Most MCA companies allow you to apply online. In most cases, the application process takes five minutes or less, and you should receive a response within one or two business days. When applying, you’ll need three important documents: credit card statements, proof of ID, and business tax returns. 

The qualification measures depend on the lender. In general, you can obtain approval if you meet the following criteria:

  • Maintain credit sales of at least $2,500. Other lenders may require a higher minimum (i.e. $5,000)
  • Operate your business for a certain period (i.e. six-month minimum)
  • Have a credit score between 500 and 600

Lenders may also approve your application if you have a score lower than 500. With MCAs, lenders aren’t necessarily concerned about your credit profile.
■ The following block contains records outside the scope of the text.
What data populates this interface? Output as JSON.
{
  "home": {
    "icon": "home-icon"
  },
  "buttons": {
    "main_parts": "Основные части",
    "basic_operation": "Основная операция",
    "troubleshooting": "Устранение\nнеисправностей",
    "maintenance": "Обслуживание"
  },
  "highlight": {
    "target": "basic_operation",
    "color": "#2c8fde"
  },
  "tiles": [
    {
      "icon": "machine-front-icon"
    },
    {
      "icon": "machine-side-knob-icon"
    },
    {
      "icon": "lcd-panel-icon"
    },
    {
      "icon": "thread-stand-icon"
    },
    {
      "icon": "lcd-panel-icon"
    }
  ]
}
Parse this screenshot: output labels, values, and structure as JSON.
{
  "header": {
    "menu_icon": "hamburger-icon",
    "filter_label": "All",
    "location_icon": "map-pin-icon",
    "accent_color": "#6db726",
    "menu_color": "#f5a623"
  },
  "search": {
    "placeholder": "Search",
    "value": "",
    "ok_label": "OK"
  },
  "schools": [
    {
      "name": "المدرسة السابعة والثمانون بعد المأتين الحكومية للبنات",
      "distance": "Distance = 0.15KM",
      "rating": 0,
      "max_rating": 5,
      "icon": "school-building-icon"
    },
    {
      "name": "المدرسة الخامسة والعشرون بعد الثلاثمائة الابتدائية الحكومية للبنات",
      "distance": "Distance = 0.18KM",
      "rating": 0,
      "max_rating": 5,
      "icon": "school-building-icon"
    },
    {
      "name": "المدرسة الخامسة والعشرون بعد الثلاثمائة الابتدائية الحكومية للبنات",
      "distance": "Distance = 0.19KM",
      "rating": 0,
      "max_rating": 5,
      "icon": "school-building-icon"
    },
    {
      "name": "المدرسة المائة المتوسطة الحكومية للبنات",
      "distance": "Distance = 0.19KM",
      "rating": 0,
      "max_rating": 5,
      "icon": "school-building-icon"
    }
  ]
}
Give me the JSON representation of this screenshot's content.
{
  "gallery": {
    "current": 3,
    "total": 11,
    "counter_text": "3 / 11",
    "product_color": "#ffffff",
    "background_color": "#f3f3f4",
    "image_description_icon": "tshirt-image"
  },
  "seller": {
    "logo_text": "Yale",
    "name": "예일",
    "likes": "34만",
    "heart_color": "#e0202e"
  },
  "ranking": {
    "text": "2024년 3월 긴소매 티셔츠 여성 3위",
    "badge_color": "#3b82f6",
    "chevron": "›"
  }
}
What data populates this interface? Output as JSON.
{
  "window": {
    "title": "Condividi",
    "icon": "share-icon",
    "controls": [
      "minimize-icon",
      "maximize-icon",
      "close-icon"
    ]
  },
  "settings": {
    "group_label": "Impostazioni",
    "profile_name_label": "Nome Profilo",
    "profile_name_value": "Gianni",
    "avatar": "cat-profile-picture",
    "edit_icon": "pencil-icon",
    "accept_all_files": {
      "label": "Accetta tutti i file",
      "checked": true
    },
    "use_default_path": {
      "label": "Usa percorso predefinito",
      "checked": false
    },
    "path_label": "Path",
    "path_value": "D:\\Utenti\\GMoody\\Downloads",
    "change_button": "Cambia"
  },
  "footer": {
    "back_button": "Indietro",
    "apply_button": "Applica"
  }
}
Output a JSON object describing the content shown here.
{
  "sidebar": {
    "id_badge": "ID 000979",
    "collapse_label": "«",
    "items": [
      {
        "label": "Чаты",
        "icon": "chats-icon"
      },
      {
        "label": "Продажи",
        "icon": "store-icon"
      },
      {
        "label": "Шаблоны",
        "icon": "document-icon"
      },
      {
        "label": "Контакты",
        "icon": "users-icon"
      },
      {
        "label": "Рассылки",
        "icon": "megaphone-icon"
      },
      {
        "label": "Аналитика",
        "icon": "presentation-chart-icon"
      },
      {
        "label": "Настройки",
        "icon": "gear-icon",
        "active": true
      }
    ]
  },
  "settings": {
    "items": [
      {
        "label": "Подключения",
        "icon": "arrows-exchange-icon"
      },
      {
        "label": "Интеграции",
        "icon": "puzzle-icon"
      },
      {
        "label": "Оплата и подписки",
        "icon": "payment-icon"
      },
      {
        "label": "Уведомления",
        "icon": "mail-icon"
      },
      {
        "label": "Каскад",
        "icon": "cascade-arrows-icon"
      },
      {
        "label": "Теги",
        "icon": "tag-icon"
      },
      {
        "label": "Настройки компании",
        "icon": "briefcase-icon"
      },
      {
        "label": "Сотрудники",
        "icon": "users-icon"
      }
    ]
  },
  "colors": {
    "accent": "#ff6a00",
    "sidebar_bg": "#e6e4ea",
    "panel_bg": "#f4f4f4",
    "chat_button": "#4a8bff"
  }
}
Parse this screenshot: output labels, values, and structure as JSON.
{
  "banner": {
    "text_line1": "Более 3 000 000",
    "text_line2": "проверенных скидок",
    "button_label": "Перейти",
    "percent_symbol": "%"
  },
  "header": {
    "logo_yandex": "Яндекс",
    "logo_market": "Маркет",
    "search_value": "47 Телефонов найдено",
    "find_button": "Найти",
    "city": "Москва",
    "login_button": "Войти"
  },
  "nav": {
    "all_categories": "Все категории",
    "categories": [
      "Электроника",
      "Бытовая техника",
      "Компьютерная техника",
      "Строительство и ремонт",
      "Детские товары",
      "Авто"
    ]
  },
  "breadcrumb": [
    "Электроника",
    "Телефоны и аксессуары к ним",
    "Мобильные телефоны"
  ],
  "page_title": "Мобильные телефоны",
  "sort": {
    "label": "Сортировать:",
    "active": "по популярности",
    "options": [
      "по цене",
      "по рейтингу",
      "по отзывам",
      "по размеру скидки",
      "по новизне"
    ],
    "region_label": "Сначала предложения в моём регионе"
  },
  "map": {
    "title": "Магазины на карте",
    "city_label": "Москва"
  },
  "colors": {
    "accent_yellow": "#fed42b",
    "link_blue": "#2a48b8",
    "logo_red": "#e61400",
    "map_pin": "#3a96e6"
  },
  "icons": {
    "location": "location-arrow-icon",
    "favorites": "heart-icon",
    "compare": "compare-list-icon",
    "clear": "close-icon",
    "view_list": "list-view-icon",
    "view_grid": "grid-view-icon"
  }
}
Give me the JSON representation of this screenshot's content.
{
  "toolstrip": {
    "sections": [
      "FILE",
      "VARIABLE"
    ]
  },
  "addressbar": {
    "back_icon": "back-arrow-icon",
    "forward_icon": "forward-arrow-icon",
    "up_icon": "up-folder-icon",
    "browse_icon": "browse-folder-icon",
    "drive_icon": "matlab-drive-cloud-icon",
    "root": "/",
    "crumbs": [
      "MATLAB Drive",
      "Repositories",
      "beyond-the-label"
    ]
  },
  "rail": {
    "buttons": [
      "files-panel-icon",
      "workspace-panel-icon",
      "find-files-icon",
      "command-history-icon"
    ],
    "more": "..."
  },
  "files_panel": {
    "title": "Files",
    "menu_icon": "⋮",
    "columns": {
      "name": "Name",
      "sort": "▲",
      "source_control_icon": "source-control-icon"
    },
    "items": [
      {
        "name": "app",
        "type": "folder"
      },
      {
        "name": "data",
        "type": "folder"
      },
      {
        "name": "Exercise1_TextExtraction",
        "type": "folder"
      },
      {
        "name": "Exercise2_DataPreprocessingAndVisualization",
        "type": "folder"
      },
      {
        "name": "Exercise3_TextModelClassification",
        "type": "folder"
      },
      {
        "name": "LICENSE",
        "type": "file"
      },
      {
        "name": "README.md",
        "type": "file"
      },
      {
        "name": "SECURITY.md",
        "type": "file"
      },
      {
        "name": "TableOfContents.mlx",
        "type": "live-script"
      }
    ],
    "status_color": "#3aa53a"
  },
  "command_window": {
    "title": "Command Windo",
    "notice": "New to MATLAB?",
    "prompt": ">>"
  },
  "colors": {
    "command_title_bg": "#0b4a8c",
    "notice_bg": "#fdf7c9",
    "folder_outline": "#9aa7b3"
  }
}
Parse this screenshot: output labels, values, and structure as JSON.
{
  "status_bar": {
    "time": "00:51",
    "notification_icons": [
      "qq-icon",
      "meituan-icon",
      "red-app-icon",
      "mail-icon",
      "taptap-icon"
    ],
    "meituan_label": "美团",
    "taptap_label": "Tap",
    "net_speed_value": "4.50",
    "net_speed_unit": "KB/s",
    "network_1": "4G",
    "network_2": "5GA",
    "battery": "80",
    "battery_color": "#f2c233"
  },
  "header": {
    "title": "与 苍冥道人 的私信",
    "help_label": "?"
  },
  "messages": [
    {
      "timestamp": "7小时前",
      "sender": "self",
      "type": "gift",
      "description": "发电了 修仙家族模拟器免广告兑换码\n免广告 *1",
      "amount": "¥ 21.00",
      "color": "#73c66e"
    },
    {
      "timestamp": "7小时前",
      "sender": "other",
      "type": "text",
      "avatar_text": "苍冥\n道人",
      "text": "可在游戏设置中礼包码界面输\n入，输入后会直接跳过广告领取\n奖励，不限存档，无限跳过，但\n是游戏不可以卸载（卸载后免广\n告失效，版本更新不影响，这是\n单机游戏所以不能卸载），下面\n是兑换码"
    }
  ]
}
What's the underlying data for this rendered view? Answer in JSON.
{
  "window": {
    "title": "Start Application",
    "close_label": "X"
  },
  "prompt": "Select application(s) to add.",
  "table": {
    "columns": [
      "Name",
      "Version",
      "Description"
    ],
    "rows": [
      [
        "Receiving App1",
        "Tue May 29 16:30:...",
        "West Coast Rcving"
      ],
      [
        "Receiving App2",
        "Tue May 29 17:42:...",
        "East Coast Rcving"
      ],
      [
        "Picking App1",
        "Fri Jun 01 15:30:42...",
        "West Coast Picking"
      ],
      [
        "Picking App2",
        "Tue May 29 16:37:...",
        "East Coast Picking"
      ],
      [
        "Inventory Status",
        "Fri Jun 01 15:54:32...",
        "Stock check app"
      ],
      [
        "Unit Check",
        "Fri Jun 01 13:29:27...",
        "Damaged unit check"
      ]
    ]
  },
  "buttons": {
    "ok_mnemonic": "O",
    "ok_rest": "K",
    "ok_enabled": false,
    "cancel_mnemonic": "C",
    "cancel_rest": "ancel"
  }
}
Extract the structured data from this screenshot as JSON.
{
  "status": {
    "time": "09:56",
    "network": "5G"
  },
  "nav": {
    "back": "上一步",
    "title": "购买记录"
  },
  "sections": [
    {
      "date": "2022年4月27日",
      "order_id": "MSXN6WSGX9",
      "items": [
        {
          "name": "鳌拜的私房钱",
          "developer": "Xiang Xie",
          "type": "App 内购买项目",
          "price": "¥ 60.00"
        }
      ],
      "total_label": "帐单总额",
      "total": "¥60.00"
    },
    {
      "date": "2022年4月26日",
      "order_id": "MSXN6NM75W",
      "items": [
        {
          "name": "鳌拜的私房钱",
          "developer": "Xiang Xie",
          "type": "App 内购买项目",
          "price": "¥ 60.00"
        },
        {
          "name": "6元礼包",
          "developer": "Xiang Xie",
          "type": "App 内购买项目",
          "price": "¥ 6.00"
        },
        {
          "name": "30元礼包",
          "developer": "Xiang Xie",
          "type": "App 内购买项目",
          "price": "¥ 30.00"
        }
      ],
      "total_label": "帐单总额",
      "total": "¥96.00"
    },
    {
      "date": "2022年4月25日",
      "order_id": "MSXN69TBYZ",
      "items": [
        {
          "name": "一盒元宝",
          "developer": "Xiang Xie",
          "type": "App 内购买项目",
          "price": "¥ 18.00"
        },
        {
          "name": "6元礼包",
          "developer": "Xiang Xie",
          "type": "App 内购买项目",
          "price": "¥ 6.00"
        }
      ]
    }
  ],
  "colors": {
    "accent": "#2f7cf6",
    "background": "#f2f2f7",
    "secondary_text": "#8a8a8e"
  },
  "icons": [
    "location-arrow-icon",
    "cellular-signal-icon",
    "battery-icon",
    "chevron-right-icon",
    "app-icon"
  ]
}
Your credit card income is your best asset when applying for an MCA. On the other hand, conventional business loans require higher credit thresholds. Most business lenders prefer scores in the 600s. For more information on loan qualifications, check out this website

MCA lenders are also more lenient if you haven’t been in business long. For newer businesses, you can gain approval if you demonstrate at least two months of revenue. 

How Can I Find the Best MCA Deal?

To find the best deal, search for reputable lenders. Since the MCA industry is less regulated compared to other business loans, you may come across predatory lenders. 

You’ll spot a predatory lender when:

  • They charge hefty fees
  • They give you a higher amount than you asked for
  • They loan you money irrespective of your financial profile

If you have a lower credit score, don’t believe the notion that you must contend with high fees and high rates. You can still find a good deal with sub-par credit. 

How Can I Avoid Default? 

To avoid default, know how much you can afford to pay back. If you prefer a specific set of terms, you can negotiate with the lender.

Further, ask the lender about the total cost of the advance. Form there, divide the total cost by the desired number of months to see how much you can afford to pay.  

Merchant Cash Advance? Is It Right for Me? 

A merchant cash advance is a right choice if you need quick cash. Additionally, it’s a great choice if you cannot obtain funding from a bank or a credit union.

Merchant cash advance companies are more flexible than standard lenders. You can get funding with a lower credit score. However, research the lender’s reputation before applying, as the industry is rife with predatory lenders.